The documentation for API is available at API Documentation.

library(httr)
library(jsonlite)

url  <- "https://www.berkeley.edu" # URL to be tested
location <- 1 # testing Location
browser <- 3 # Browser to be used for testing
res  <- GET("https://gtmetrix.com/api/gtmetrix-openapi-v2.0.json")
data <- fromJSON(rawToChar(res$content))

Solution

  • Update 2021-11-08:

    I whipped up a small library to talk to GTmetrix via R. There's some basic sanity checking baked in, but obviously this is still work in progress and there are (potentially critical) bugs. Feel free to check it out, though. Would love some feedback.

    # Install and load library.
    devtools::install_github("RomanAbashin/rgtmx")
    library(rgtmx)
    

    Update 2021-11-12: It's available on CRAN now. :-)
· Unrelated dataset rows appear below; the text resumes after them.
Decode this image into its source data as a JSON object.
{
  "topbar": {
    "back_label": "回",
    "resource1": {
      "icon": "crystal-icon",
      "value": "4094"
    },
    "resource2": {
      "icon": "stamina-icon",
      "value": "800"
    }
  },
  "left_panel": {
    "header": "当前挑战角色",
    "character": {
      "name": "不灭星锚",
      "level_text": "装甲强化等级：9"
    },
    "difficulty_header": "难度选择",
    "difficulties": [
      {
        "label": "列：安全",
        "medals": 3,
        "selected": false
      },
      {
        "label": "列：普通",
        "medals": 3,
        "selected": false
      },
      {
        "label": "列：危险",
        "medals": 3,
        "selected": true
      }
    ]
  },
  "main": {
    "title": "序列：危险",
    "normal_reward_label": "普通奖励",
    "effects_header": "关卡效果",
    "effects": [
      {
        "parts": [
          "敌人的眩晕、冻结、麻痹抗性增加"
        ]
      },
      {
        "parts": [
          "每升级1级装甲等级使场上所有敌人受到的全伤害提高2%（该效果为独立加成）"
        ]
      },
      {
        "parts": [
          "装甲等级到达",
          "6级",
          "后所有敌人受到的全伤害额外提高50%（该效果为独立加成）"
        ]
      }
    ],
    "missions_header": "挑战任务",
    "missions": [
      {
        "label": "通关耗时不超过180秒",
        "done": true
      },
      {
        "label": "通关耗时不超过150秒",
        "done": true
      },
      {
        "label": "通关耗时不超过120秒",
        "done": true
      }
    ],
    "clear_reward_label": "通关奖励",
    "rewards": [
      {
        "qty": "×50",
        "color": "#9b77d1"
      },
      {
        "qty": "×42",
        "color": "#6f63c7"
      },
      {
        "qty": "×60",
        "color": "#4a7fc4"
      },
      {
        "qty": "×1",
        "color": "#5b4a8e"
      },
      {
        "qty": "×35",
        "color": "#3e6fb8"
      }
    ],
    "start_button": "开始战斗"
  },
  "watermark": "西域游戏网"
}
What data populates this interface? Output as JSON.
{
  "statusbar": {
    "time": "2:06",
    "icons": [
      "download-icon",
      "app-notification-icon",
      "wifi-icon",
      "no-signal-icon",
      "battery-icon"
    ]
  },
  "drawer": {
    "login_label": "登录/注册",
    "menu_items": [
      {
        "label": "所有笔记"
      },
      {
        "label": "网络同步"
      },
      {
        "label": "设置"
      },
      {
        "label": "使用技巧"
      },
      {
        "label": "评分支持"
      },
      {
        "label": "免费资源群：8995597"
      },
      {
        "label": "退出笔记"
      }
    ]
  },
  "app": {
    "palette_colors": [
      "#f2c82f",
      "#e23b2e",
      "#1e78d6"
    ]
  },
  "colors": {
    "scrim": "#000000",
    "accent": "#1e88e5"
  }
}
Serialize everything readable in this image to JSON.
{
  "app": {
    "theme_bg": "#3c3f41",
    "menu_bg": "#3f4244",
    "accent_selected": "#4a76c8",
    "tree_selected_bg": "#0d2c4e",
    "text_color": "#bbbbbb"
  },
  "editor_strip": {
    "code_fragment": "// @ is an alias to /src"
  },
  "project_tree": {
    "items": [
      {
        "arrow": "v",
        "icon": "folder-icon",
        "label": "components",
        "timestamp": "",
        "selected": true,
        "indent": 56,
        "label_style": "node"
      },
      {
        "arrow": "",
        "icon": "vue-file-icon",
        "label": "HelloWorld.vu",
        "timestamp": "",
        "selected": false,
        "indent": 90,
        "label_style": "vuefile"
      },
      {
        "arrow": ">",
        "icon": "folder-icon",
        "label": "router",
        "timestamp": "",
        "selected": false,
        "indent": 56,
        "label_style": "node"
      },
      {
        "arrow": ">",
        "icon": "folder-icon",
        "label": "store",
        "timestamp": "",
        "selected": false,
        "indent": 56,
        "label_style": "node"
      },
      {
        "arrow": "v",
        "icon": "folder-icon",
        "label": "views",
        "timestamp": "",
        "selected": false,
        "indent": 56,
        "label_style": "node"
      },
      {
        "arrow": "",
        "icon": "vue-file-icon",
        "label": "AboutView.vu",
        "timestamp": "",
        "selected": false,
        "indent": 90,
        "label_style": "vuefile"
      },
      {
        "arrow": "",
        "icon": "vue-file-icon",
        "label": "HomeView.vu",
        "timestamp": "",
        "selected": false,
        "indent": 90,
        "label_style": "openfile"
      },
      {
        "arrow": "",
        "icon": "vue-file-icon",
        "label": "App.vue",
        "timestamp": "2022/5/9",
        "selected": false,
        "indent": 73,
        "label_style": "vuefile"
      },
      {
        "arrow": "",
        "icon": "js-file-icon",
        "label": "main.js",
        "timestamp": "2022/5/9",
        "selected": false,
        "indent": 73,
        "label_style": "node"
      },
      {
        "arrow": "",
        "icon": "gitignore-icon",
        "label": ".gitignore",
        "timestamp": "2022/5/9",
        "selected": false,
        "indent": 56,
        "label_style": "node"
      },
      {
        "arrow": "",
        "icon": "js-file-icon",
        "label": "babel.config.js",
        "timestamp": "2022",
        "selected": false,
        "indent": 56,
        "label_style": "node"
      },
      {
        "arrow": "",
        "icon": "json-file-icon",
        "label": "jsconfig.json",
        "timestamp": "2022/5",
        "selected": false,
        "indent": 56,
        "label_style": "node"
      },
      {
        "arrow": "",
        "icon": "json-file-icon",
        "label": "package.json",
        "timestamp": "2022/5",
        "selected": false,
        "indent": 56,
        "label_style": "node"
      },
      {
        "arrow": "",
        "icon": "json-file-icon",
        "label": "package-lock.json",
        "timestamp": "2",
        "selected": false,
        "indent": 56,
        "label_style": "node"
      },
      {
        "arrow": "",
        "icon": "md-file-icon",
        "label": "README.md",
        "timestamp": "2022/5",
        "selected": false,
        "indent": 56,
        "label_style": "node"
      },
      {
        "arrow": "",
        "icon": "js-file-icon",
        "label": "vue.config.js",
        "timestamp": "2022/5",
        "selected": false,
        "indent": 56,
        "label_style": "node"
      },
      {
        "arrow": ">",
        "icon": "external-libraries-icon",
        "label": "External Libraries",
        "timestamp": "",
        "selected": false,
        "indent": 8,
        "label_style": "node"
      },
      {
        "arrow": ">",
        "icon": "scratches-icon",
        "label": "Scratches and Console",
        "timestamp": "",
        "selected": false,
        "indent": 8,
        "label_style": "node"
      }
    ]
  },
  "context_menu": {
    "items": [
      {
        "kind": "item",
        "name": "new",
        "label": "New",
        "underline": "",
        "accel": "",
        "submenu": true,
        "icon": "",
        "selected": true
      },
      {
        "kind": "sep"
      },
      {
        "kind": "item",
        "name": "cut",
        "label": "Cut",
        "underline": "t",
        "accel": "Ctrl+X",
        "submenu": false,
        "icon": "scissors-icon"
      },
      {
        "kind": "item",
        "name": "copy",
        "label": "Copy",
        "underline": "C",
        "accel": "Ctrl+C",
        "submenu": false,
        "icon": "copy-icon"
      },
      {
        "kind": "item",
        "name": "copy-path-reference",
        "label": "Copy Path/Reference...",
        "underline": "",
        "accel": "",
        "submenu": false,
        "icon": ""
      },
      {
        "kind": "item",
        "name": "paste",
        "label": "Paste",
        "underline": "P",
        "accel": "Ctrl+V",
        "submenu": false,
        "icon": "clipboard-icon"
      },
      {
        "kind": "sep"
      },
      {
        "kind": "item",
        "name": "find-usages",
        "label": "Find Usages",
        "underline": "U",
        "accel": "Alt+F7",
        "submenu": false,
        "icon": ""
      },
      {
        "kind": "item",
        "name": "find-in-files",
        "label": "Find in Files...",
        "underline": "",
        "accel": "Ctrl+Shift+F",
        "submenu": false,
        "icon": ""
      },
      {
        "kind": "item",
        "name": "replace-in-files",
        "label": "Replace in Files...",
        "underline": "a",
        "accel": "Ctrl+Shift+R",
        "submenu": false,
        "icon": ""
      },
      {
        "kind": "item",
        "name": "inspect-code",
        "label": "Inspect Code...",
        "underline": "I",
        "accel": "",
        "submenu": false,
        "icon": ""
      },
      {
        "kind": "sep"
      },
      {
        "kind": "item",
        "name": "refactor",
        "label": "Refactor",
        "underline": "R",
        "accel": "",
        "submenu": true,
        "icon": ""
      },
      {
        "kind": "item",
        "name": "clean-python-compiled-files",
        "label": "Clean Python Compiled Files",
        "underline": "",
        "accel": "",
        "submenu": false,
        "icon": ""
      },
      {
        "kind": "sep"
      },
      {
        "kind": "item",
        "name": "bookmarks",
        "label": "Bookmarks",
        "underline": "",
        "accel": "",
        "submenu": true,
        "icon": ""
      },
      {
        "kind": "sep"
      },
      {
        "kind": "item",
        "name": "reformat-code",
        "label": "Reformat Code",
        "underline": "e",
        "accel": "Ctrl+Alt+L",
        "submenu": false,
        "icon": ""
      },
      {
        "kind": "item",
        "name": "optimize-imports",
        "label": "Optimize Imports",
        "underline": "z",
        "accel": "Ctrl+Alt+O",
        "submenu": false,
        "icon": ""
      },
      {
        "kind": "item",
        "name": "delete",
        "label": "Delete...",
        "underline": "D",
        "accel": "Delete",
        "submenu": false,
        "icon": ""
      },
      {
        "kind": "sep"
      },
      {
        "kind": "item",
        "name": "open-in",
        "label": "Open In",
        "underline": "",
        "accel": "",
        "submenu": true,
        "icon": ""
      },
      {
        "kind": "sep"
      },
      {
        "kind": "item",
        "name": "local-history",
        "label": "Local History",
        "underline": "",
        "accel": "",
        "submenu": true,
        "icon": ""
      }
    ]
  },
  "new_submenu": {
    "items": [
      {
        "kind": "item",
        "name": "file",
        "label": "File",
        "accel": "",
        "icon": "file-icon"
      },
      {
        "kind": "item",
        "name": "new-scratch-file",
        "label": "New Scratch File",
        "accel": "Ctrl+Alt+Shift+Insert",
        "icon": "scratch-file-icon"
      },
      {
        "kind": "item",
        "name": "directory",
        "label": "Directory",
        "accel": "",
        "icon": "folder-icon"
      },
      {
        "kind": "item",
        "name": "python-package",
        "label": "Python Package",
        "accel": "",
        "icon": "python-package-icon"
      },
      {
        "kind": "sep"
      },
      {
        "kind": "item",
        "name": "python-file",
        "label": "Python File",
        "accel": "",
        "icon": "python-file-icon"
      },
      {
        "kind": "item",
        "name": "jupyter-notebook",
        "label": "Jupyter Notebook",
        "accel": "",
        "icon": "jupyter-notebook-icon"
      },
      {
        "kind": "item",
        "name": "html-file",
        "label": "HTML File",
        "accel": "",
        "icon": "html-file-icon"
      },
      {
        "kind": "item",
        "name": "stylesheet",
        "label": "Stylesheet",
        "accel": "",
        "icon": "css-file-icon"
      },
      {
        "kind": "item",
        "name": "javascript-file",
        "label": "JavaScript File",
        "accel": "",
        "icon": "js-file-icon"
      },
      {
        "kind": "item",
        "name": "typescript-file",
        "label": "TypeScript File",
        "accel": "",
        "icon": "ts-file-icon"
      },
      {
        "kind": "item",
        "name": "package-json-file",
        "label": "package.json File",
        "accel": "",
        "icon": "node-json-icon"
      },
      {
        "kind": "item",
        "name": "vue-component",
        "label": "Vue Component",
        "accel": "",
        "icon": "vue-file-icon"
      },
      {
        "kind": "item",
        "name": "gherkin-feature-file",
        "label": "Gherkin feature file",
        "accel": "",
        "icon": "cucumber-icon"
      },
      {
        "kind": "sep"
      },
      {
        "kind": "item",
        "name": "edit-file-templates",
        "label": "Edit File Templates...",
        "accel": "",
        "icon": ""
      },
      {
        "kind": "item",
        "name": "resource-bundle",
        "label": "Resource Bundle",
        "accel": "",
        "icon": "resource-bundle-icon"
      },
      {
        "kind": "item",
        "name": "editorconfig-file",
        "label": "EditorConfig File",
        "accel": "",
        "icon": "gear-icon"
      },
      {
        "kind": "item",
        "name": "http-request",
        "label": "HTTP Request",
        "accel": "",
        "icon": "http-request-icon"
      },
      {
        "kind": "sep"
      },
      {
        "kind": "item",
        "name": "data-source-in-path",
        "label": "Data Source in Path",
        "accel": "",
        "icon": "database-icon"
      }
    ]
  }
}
    # Install and load library.
    install_packages("rgtmx")
    library(rgtmx)
    

    Start test (and get results)

    # Minimal example #1.
    # Returns the final report after checking test status roughly every 3 seconds. 
    result <- start_test("google.com", "[API_KEY]")
    

    This will start a test and wait for the report to be generated, returning the result as data.frame. Optionally, you can just simply return the test ID and other meta data via the parameter wait_for_completion = FALSE.

    # Minimal example #2.
    # Returns just the test ID and some meta data.
    result <- start_test("google.com", "[API_KEY]", wait_for_completion = FALSE)
    

    Other optional parameters: location, browser, report, retention, httpauth_username, httpauth_password, adblock, cookies, video, stop_onload, throttle, allow_url, block_url, dns, simulate_device, user_agent, browser_width, browser_height, browser_dppx, browser_rotate.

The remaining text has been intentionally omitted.